Gray smooth-hounds have oviducal glands, which would allow females to store sperm from multiple matings. This suggests that females mate with multiple males (known as polyandry), though this has yet to be confirmed. The first and only record of the gray smooth-hound's mating system comes from a paper published in 2021. Tissues were collected from two small females, and their pups were genetically analyzed. They found that these two females were genetically monogamous (where the offspring of a female are only related to one male). One possible reason is that the females engaged in post-copulatory mechanisms (i.e. sperm competition and cryptic female choice), choosing sperm from one male and fertilize her eggs with. This would result in genetic monogamy within a polyandrous species. However, it is also possible that the small females avoided multiple mating encounters which would also result in genetic monogamy. Additionally, the females may be able to selectively abort embryos with low fitness.
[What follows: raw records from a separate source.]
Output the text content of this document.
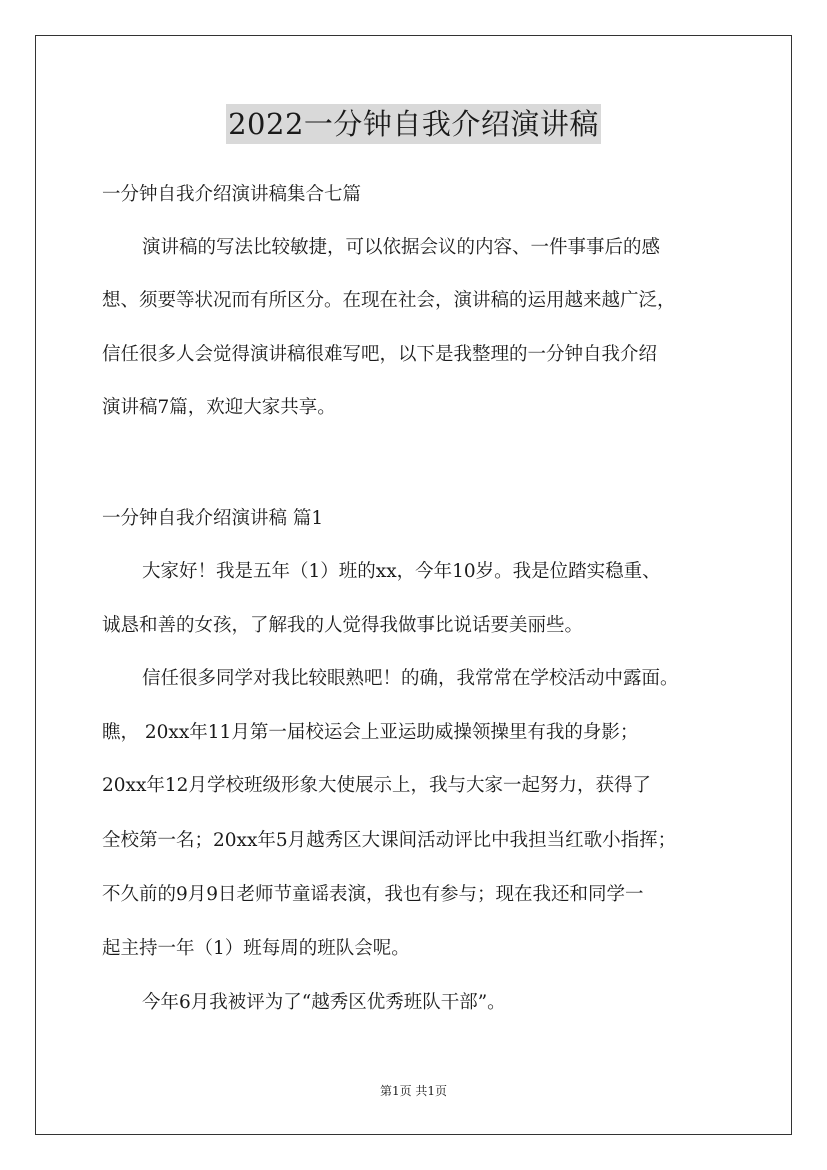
2022一分钟自我介绍演讲稿
一分钟自我介绍演讲稿集合七篇
演讲稿的写法比较敏捷，可以依据会议的内容、一件事事后的感
想、须要等状况而有所区分。在现在社会，演讲稿的运用越来越广泛，
信任很多人会觉得演讲稿很难写吧，以下是我整理的一分钟自我介绍
演讲稿7篇，欢迎大家共享。
一分钟自我介绍演讲稿 篇1
大家好！我是五年（1）班的xx，今年10岁。我是位踏实稳重、
诚恳和善的女孩，了解我的人觉得我做事比说话要美丽些。
信任很多同学对我比较眼熟吧！的确，我常常在学校活动中露面。
瞧， 20xx年11月第一届校运会上亚运助威操领操里有我的身影；
20xx年12月学校班级形象大使展示上，我与大家一起努力，获得了
全校第一名；20xx年5月越秀区大课间活动评比中我担当红歌小指挥；
不久前的9月9日老师节童谣表演，我也有参与；现在我还和同学一
起主持一年（1）班每周的班队会呢。
今年6月我被评为了“越秀区优秀班队干部”。
第1页 共1页
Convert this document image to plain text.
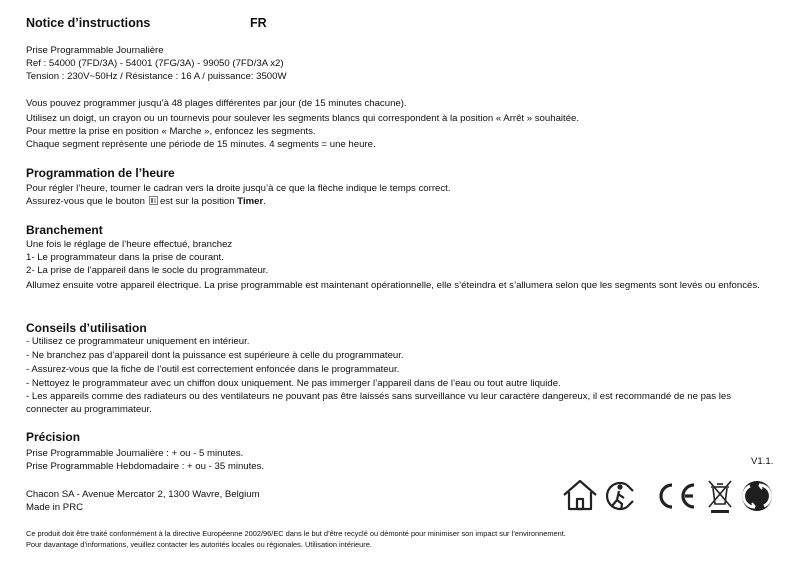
Notice d’instructions	FR
Prise Programmable Journalière
Ref : 54000 (7FD/3A) - 54001 (7FG/3A) - 99050 (7FD/3A x2)
Tension : 230V~50Hz / Résistance : 16 A / puissance: 3500W
Vous pouvez programmer jusqu’à 48 plages différentes par jour (de 15 minutes chacune).
Utilisez un doigt, un crayon ou un tournevis pour soulever les segments blancs qui correspondent à la position « Arrêt » souhaitée.
Pour mettre la prise en position « Marche », enfoncez les segments.
Chaque segment représente une période de 15 minutes. 4 segments = une heure.
Programmation de l’heure
Pour régler l’heure, tourner le cadran vers la droite jusqu’à ce que la flèche indique le temps correct.
Assurez-vous que le bouton est sur la position Timer.
Branchement
Une fois le réglage de l’heure effectué, branchez
1- Le programmateur dans la prise de courant.
2- La prise de l’appareil dans le socle du programmateur.
Allumez ensuite votre appareil électrique. La prise programmable est maintenant opérationnelle, elle s’éteindra et s’allumera selon que les segments sont levés ou enfoncés.
Conseils d’utilisation
- Utilisez ce programmateur uniquement en intérieur.
- Ne branchez pas d’appareil dont la puissance est supérieure à celle du programmateur.
- Assurez-vous que la fiche de l’outil est correctement enfoncée dans le programmateur.
- Nettoyez le programmateur avec un chiffon doux uniquement. Ne pas immerger l’appareil dans de l’eau ou tout autre liquide.
- Les appareils comme des radiateurs ou des ventilateurs ne pouvant pas être laissés sans surveillance vu leur caractère dangereux, il est recommandé de ne pas les connecter au programmateur.
Précision
Prise Programmable Journalière : + ou - 5 minutes.
Prise Programmable Hebdomadaire : + ou - 35 minutes.	V1.1.
Chacon SA - Avenue Mercator 2, 1300 Wavre, Belgium
Made in PRC
Ce produit doit être traité conformément à la directive Européenne 2002/96/EC dans le but d’être recyclé ou démonté pour minimiser son impact sur l’environnement.
Pour davantage d’informations, veuillez contacter les autorités locales ou régionales. Utilisation intérieure.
Other species of smooth-hounds seem to have low or moderate levels of multiple paternity (females carrying offspring from multiple males), so, if this information is confirmed, gray smooth-hounds would be unique in their genus for genetic monogamy. Since current mating system information comes from one study with a low sample size, more research is needed to fully understand whether gray smooth-hounds engage in multiple matings and whether they are genetically monogamous.

=== Parasites ===
Several parasites are known to infect the gray smooth-hound, which include Calicotyle californiensis, Chloromyxum ovatum, Dollfusiella litocephalus, Dollfusiella macrotrachelus, Lacistorhynchus dollfusi, Symcallio pellucidum, and Ptychogonimus megastomum.

== Albinism ==
True albinism is rare in Elasmobranchs. However, there have been three recorded instances of albinism in the gray smooth-hound. The first was an immature male (34 cm or 13.4 in long) caught on June 7, 1959. It was unclear whether this shark was a true albino as its eye color could not be determined. The second was an immature female (26.3 cm or 10.4 in long) caught on July 3, 1969. Then, on December 9, 1971, a pregnant female gillnetted in Elkhorn slough was found to have 5 albino embryos out of 10 total offspring. 3 of 6 males and 2 of 4 females were albino. 2 albino embryos were found in one ovisac, 3 from the other. These embryos were identified as truly albino—completely white with pink eyes. The pregnant female was gray and thus, heterozygous for albinism.

== Human interactions ==
Gray smooth-hounds are caught by recreational fishers, caught as by-catch, and targeted by fisheries, though this shark has low economic value. Usually, they are caught with gillnets, trawlers, or with line and hook. Young sharks are likely able to swim through gillnets. Fishing demand is highest in the Gulf of California, where as much as 500 kg (1102.3 lbs) of gray smooth-hound has been caught during a single fishing trip.

A 2015 IUCN assessment categorized gray smooth-hounds as a species of least concern. This is partially because population data from Baja California Sur implies that gray smooth-hound populations are stable. Additionally, their life history traits (e.g. high reproductive output and early age of maturity, see growth and reproduction) make these sharks more resilient to fishing and allow a larger capacity to recover from overfishing as compared with other sharks. This claim is further supported by a 2017 impact assessment, which found that gray smooth-hounds were found to not be particularly vulnerable to overfishing for similar reasons. However, the population trend of gray smooth-hounds is unknown, and the catch and by-catch data are incomplete. The Mexican government does regulate elasmobranch fisheries, but there is no information on the effectiveness of these regulations and whether they are enforced. More research is needed to fully understand the population patterns of gray smooth-hounds.